Sir Holbrook Gaskell (12 November 1878 – 31 March 1951) was a chemical industrialist in Widnes, Lancashire, England.

He was born on the 12 November 1878, the son of Holbrook Gaskell Jr., Esq., of Frodsham, Cheshire and the grandson of Holbrook Gaskell, founder of Gaskell, Deacon & Co. He was educated at Rugby School and Trinity College, Cambridge.

He became chief engineer of the United Alkali Company in 1914. After the outbreak of the First World War, he became responsible for designing and constructing plants to manufacture caustic soda and chlorine via the electrolysis of brine. He visited USA with Dr. J. T. Conroy to investigate the electrolytic chlorine processes in use there. He was appointed an Officer of the Order of the British Empire in the 1918 Birthday Honours for his work during the war.

With E. M. Hollingsworth he designed West Bank Power Station in the 1920s to supply power to the factories of the United Alkali Company.
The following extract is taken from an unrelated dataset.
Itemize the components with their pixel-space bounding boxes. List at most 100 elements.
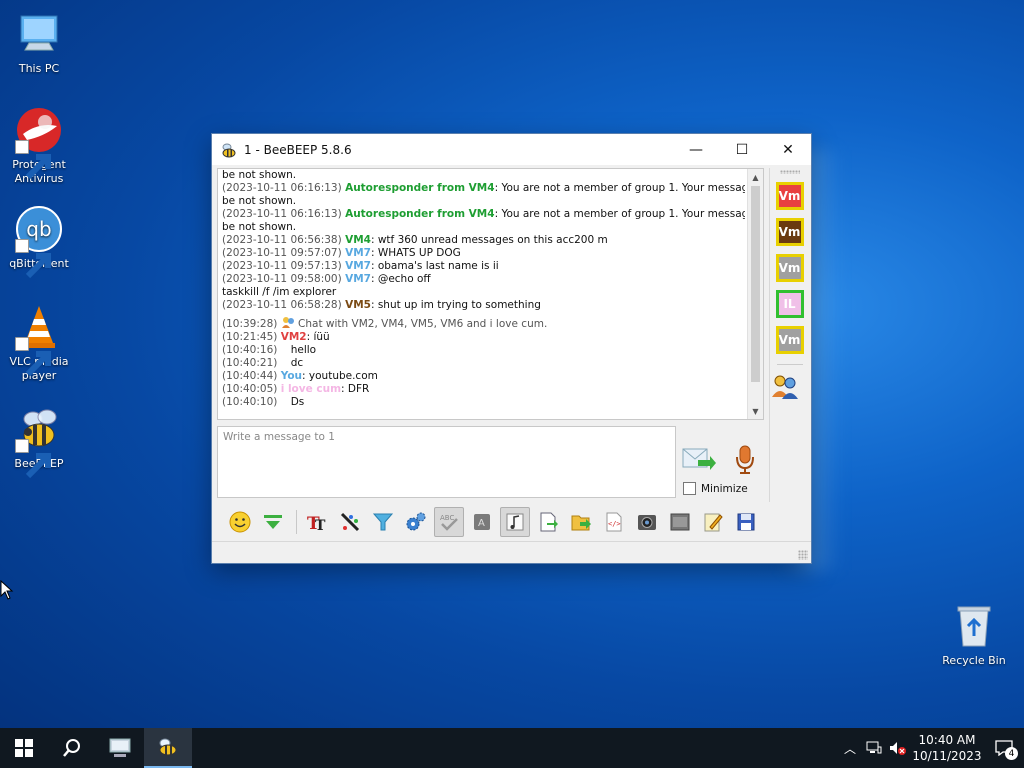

When this company joined with three other companies to form Imperial Chemical Industries in 1926, Gaskell became the chairman of its General Chemicals Group. Later he became technical director on the board of Imperial Chemical Industries and in 1942 he was knighted for his services to industry.

He married Emily Mary Ridgway on 21 February 1906 at St Peter's Church, Oughtrington, Lymm, Cheshire. They had no children. He died on 31 March 1951.